Since the reservoir bottom is rigid and there is no loss of energy by wave radiation, the system is completely undamped. Also, it is the frequency response function rather than the unit impulse response function that is specified. The standard frequency domain analysis procedures using discrete Fourier transforms do not therefore work. However, the exponential window method is quite effective. In carrying out the analysis the following data is used: time step \Delta t=0.025 \mathrm{~s}; T_{0}=25 \mathrm{~s}; frequency step \Delta \Omega=2 \pi / T_{0}=0.2513 \mathrm{rad} / \mathrm{s}. The exponential decay factor a is obtained as follows
a=2 \frac{\ln 10}{T_{0}}=0.184 \qquad (b)

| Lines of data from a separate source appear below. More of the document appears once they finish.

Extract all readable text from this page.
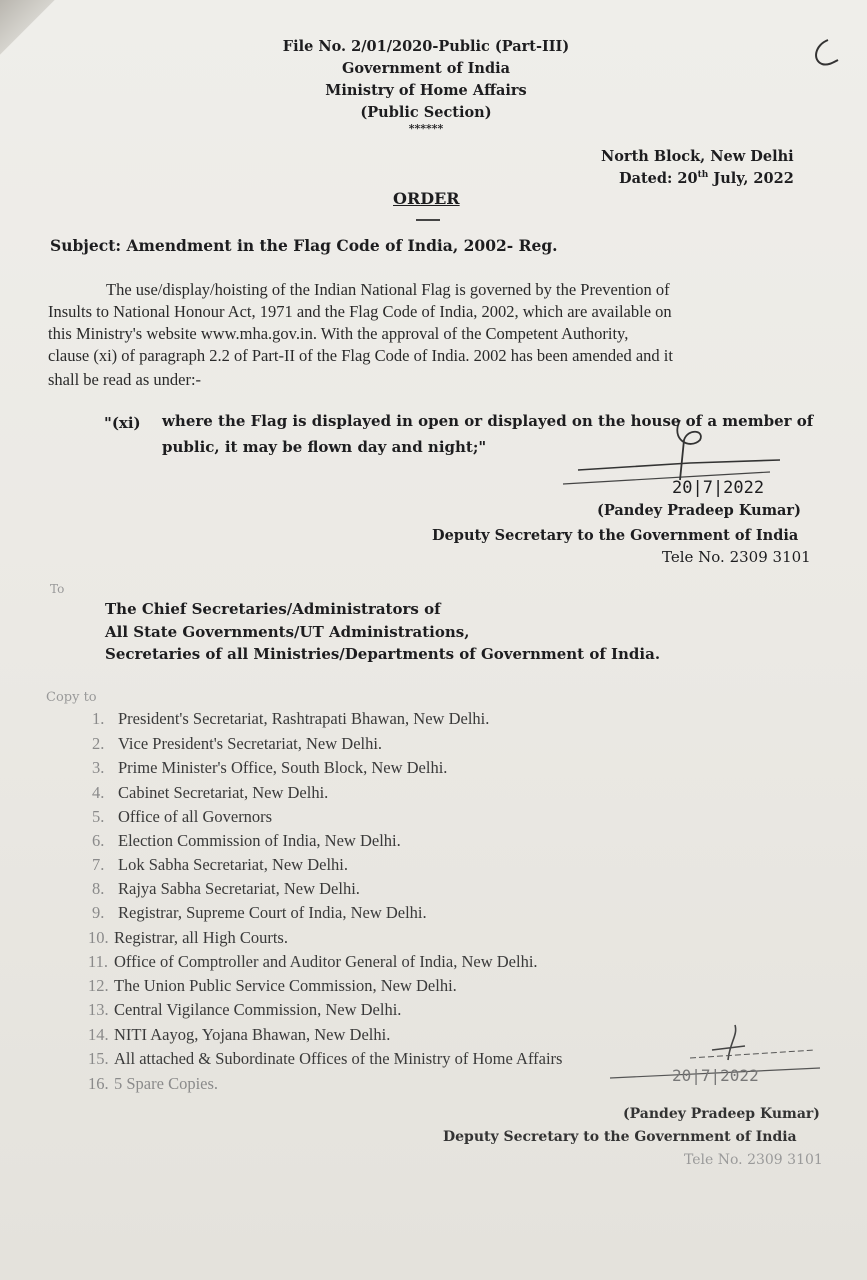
File No. 2/01/2020-Public (Part-III)
Government of India
Ministry of Home Affairs
(Public Section)
******
North Block, New Delhi
Dated: 20th July, 2022
ORDER
Subject: Amendment in the Flag Code of India, 2002- Reg.
The use/display/hoisting of the Indian National Flag is governed by the Prevention of
Insults to National Honour Act, 1971 and the Flag Code of India, 2002, which are available on
this Ministry's website www.mha.gov.in. With the approval of the Competent Authority,
clause (xi) of paragraph 2.2 of Part-II of the Flag Code of India. 2002 has been amended and it
shall be read as under:-
"(xi) where the Flag is displayed in open or displayed on the house of a member of
public, it may be flown day and night;"
20|7|2022
(Pandey Pradeep Kumar)
Deputy Secretary to the Government of India
Tele No. 2309 3101
To
The Chief Secretaries/Administrators of
All State Governments/UT Administrations,
Secretaries of all Ministries/Departments of Government of India.
Copy to
1. President's Secretariat, Rashtrapati Bhawan, New Delhi.
2. Vice President's Secretariat, New Delhi.
3. Prime Minister's Office, South Block, New Delhi.
4. Cabinet Secretariat, New Delhi.
5. Office of all Governors
6. Election Commission of India, New Delhi.
7. Lok Sabha Secretariat, New Delhi.
8. Rajya Sabha Secretariat, New Delhi.
9. Registrar, Supreme Court of India, New Delhi.
10. Registrar, all High Courts.
11. Office of Comptroller and Auditor General of India, New Delhi.
12. The Union Public Service Commission, New Delhi.
13. Central Vigilance Commission, New Delhi.
14. NITI Aayog, Yojana Bhawan, New Delhi.
15. All attached & Subordinate Offices of the Ministry of Home Affairs
16. 5 Spare Copies.	20|7|2022
(Pandey Pradeep Kumar)
Deputy Secretary to the Government of India
Tele No. 2309 3101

The exciting function g(t) is sampled at intervals of 0.025, giving N=1000 samples and scaled by the exponential decay function e^{-a k \Delta t}. Discrete Fourier transform of the scaled function \hat{g}(t) is obtained using a standard computer program. A discrete version of the frequency response function \hat{F}(\Omega) must be obtained next. Values of \hat{F}(\Omega) are obtained from Equation a at frequency intervals of \Delta \Omega=0.2513 \mathrm{rad} / \mathrm{s} by substituting \Omega=(n \Delta \Omega-i a) instead of n \Delta \Omega. Discretization is carried out upto a frequency of \pi / \Delta t=125.7 corresponding to n=500. The sample values of \hat{F}(\Omega) for \Omega>\pi / \Delta t are taken as being the complex conjugates of values for frequencies located symmetrically about \pi / \Delta t. Thus \hat{F}(N / 2+m)=\hat{F} *(N / 2-m), where * denotes a complex conjugate. The scaled response \hat{p}(t) is obtained by taking the inverse discrete Fourier transform of the product of \hat{G}(\Omega) and \hat{F}(\Omega). The desired response, that is the normalized total force on the dam face, is now calculated from p(k \Delta t)=e^{a k \Delta t} \hat{p}(k \Delta t). The results are presented for the first 500 sample points in Figure E9.10b.